Nelle aziende italiane si parla sempre più di performance, obiettivi e competenze. Molto meno del peso emotivo che regge tutto questo. Eppure proprio lì, nelle dinamiche quotidiane tra manager e collaboratori, si gioca una parte fondamentale della salute organizzativa.
La ricerca LHH “Il costo emotivo della Leadership”, condotta su oltre 4.300 lavoratori, mostra un dato che non può più essere ignorato: lo stress è ormai strutturale. Più dell’ottanta per cento degli intervistati dichiara di viverlo con costanza e, per una parte significativa, non si tratta di un effetto dei picchi stagionali ma di una condizione ricorrente. Le ragioni non riguardano le scadenze, come spesso si pensa, ma aspetti più profondi della vita aziendale. Carichi di lavoro elevati, mancanza di risorse e pressioni dall’alto sono le cause più citate, insieme ai conflitti relazionali. Segnali che parlano di organizzazioni che faticano a sostenere il proprio ritmo interno.
Il burnout è l’altro lato di questa storia.

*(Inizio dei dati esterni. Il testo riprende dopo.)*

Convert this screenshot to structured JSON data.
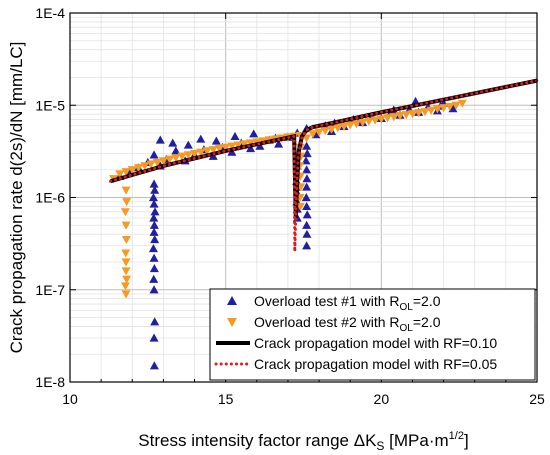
{
  "chart_data": {
    "type": "scatter",
    "title": "",
    "xlabel": "Stress intensity factor range ΔK",
    "xlabel_sub": "S",
    "xlabel_unit_pre": " [MPa·m",
    "xlabel_unit_sup": "1/2",
    "xlabel_unit_post": "]",
    "ylabel": "Crack propagation rate d(2s)/dN [mm/LC]",
    "x_scale": "linear",
    "y_scale": "log",
    "xlim": [
      10,
      25
    ],
    "ylim": [
      1e-08,
      0.0001
    ],
    "x_ticks": [
      10,
      15,
      20,
      25
    ],
    "x_tick_labels": [
      "10",
      "15",
      "20",
      "25"
    ],
    "y_ticks": [
      1e-08,
      1e-07,
      1e-06,
      1e-05,
      0.0001
    ],
    "y_tick_labels": [
      "1E-8",
      "1E-7",
      "1E-6",
      "1E-5",
      "1E-4"
    ],
    "grid": true,
    "legend_position": "bottom-right",
    "legend": [
      {
        "label": "Overload test #1 with R",
        "sub": "OL",
        "post": "=2.0",
        "marker": "triangle-up",
        "color": "#1f1fa3"
      },
      {
        "label": "Overload test #2 with R",
        "sub": "OL",
        "post": "=2.0",
        "marker": "triangle-down",
        "color": "#f59a23"
      },
      {
        "label": "Crack propagation model with RF=0.10",
        "sub": "",
        "post": "",
        "line": "solid",
        "color": "#000000"
      },
      {
        "label": "Crack propagation model with RF=0.05",
        "sub": "",
        "post": "",
        "line": "dotted",
        "color": "#e31a1c"
      }
    ],
    "series": [
      {
        "name": "Overload test #1 with ROL=2.0",
        "marker": "triangle-up",
        "color": "#1f1fa3",
        "x": [
          11.6,
          11.9,
          12.2,
          12.5,
          12.7,
          12.9,
          13.1,
          13.4,
          13.7,
          14.0,
          14.3,
          14.6,
          14.9,
          15.2,
          15.5,
          15.8,
          16.1,
          16.4,
          16.7,
          17.0,
          17.3,
          17.6,
          17.9,
          18.2,
          18.5,
          18.8,
          19.1,
          19.4,
          19.7,
          20.0,
          20.3,
          20.6,
          20.9,
          21.2,
          21.5,
          21.8,
          22.0,
          22.3,
          12.7,
          12.72,
          12.68,
          12.7,
          12.73,
          12.69,
          12.71,
          12.7,
          12.72,
          12.68,
          12.7,
          12.71,
          12.69,
          12.7,
          12.72,
          12.7,
          12.71,
          17.3,
          17.32,
          17.28,
          17.3,
          17.31,
          17.29,
          17.3,
          17.3,
          17.6,
          17.62,
          17.58,
          17.6,
          17.61,
          17.6,
          17.59,
          17.6,
          17.62,
          17.6,
          17.61,
          17.6,
          12.9,
          13.3,
          13.8,
          14.2,
          14.7,
          15.3,
          15.9,
          16.6,
          18.4,
          19.3,
          20.4,
          21.1,
          21.9
        ],
        "y": [
          1.7e-06,
          1.9e-06,
          2.1e-06,
          2.4e-06,
          2.9e-06,
          2.2e-06,
          2.6e-06,
          3.2e-06,
          2.5e-06,
          2.9e-06,
          3.3e-06,
          2.8e-06,
          3.5e-06,
          3.1e-06,
          3.9e-06,
          3.4e-06,
          3.6e-06,
          4.2e-06,
          3.8e-06,
          4.5e-06,
          5e-06,
          5.6e-06,
          4.8e-06,
          6e-06,
          6.4e-06,
          5.9e-06,
          7e-06,
          6.5e-06,
          7.6e-06,
          7.2e-06,
          8.3e-06,
          7.8e-06,
          9e-06,
          8.4e-06,
          9.6e-06,
          8.7e-06,
          1.05e-05,
          9.2e-06,
          1.4e-06,
          1.2e-06,
          1e-06,
          8.5e-07,
          7e-07,
          6e-07,
          5e-07,
          4.2e-07,
          3.5e-07,
          2.8e-07,
          2.2e-07,
          1.7e-07,
          1.3e-07,
          1e-07,
          4.5e-08,
          3e-08,
          1.5e-08,
          2.2e-06,
          1.8e-06,
          1.5e-06,
          1.3e-06,
          1.1e-06,
          9e-07,
          7.5e-07,
          6e-07,
          3.6e-06,
          3e-06,
          2.5e-06,
          2e-06,
          1.6e-06,
          1.3e-06,
          1e-06,
          8e-07,
          6.5e-07,
          5e-07,
          4e-07,
          3e-07,
          4.2e-06,
          3.9e-06,
          3.7e-06,
          4.3e-06,
          4.1e-06,
          4.6e-06,
          4.9e-06,
          4.4e-06,
          5.2e-06,
          6.8e-06,
          8.9e-06,
          1.1e-05,
          9.8e-06
        ]
      },
      {
        "name": "Overload test #2 with ROL=2.0",
        "marker": "triangle-down",
        "color": "#f59a23",
        "x": [
          11.4,
          11.6,
          11.8,
          12.0,
          12.2,
          12.4,
          12.6,
          12.8,
          13.0,
          13.2,
          13.4,
          13.6,
          13.8,
          14.0,
          14.2,
          14.4,
          14.6,
          14.8,
          15.0,
          15.2,
          15.4,
          15.6,
          15.8,
          16.0,
          16.2,
          16.4,
          16.6,
          16.8,
          17.0,
          17.2,
          17.4,
          17.6,
          17.8,
          18.0,
          18.2,
          18.4,
          18.6,
          18.8,
          19.0,
          19.2,
          19.4,
          19.6,
          19.8,
          20.0,
          20.2,
          20.4,
          20.6,
          20.8,
          21.0,
          21.2,
          21.4,
          21.6,
          21.8,
          22.0,
          22.2,
          22.4,
          22.6,
          11.8,
          11.82,
          11.78,
          11.8,
          11.81,
          11.79,
          11.8,
          11.8,
          11.82,
          11.78,
          11.8,
          17.4,
          17.42,
          17.38,
          17.4,
          17.41,
          17.39,
          17.4
        ],
        "y": [
          1.6e-06,
          1.8e-06,
          1.9e-06,
          2e-06,
          2.1e-06,
          2.2e-06,
          2.3e-06,
          2.4e-06,
          2.5e-06,
          2.6e-06,
          2.7e-06,
          2.8e-06,
          2.9e-06,
          3e-06,
          3.1e-06,
          3.2e-06,
          3.3e-06,
          3.4e-06,
          3.5e-06,
          3.6e-06,
          3.7e-06,
          3.8e-06,
          3.9e-06,
          4e-06,
          4.1e-06,
          4.2e-06,
          4.3e-06,
          4.4e-06,
          4.5e-06,
          4.6e-06,
          4.7e-06,
          4.4e-06,
          4.9e-06,
          5.1e-06,
          5.3e-06,
          5.5e-06,
          5.7e-06,
          5.9e-06,
          6.1e-06,
          6.3e-06,
          6.5e-06,
          6.7e-06,
          6.9e-06,
          7.1e-06,
          7.3e-06,
          7.5e-06,
          7.7e-06,
          7.9e-06,
          8.1e-06,
          8.3e-06,
          8.5e-06,
          8.8e-06,
          9.1e-06,
          9.4e-06,
          9.7e-06,
          1e-05,
          1.05e-05,
          1.2e-06,
          9e-07,
          7e-07,
          5e-07,
          3.5e-07,
          2.5e-07,
          2e-07,
          1.6e-07,
          1.3e-07,
          1.1e-07,
          9e-08,
          3.5e-06,
          2.8e-06,
          2.2e-06,
          1.7e-06,
          1.3e-06,
          1e-06,
          8e-07
        ]
      },
      {
        "name": "Crack propagation model with RF=0.10",
        "line": "solid",
        "color": "#000000",
        "x": [
          11.3,
          13.0,
          15.0,
          17.2,
          17.25,
          17.3,
          17.35,
          17.45,
          17.6,
          17.8,
          18.5,
          20.0,
          22.0,
          25.0
        ],
        "y": [
          1.5e-06,
          2.2e-06,
          3.2e-06,
          4.6e-06,
          6e-07,
          1.6e-06,
          3.2e-06,
          4.6e-06,
          5.4e-06,
          5.8e-06,
          6.5e-06,
          8.4e-06,
          1.15e-05,
          1.85e-05
        ]
      },
      {
        "name": "Crack propagation model with RF=0.05",
        "line": "dotted",
        "color": "#e31a1c",
        "x": [
          11.3,
          13.0,
          15.0,
          17.2,
          17.22,
          17.27,
          17.33,
          17.45,
          17.6,
          17.8,
          18.5,
          20.0,
          22.0,
          25.0
        ],
        "y": [
          1.5e-06,
          2.2e-06,
          3.2e-06,
          4.6e-06,
          2.6e-07,
          1e-06,
          2.8e-06,
          4.5e-06,
          5.4e-06,
          5.8e-06,
          6.5e-06,
          8.4e-06,
          1.15e-05,
          1.85e-05
        ]
      }
    ]
  }
}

La ricerca mostra che più di un lavoratore su due lo ha sperimentato almeno una volta e quasi uno su cinque ne soffre attualmente. Le manifestazioni non sono soltanto psicologiche, ma fisiche e cognitive: stanchezza persistente, insonnia, difficoltà di concentrazione, irritabilità e calo motivazionale. È la fotografia di un esaurimento che non nasce solo dal “fare troppo”, ma dal non riuscire a recuperare energie, a sentirsi supportati, a riconoscersi nel contesto in cui si lavora.
Il dato forse più emblematico riguarda il silenzio. Il quarantuno per cento dei lavoratori non parla a nessuno quando vive un disagio emotivo legato al lavoro. Non lo fa con il capo, non lo fa con l’HR, non lo fa con i vertici. È una barriera che pesa tanto quanto le ore di straordinario. E quello stesso silenzio torna nel rapporto con i responsabili. Molti manager si vedono come figure di supporto, ma quasi un terzo dei collaboratori percepisce la leadership come fonte di pressione. E quasi la metà considera il proprio capo molto stressato. Quando a mancare è lo spazio psicologico per parlare, la relazione si irrigidisce e il benessere si indebolisce in profondità.
Un aspetto interessante è che i lavoratori attribuiscono la responsabilità del benessere psicologico soprattutto all’azienda, non all’individuo. Vertici, responsabili diretti e HR sono indicati come gli attori che dovrebbero farsi carico di questo tema. E le soluzioni richieste non sono astratte: più empatia, più ascolto, comunicazione chiara, riconoscimento del lavoro, maggiore autonomia e una distribuzione più equa dei carichi. Non benefit, ma comportamenti manageriali. Non iniziative spot, ma cultura.
La ricerca LHH suggerisce una verità semplice. Il benessere non è un concetto teorico, è un effetto concreto delle relazioni che viviamo ogni giorno. Dove c’è ascolto, fiducia e chiarezza, i team lavorano meglio e le persone restano. Dove il dialogo si spezza, la performance si indebolisce e il rischio di perdita di talenti aumenta.
In un mercato dove le competenze sono preziose e l’engagement è un indicatore sempre più sensibile, il costo emotivo della leadership diventa un tema strategico. Non riguarda solo chi guida, ma l’intera struttura che sostiene il lavoro. Ed è proprio da qui che passa la possibilità di costruire organizzazioni più sane, più efficaci e, soprattutto, più umane.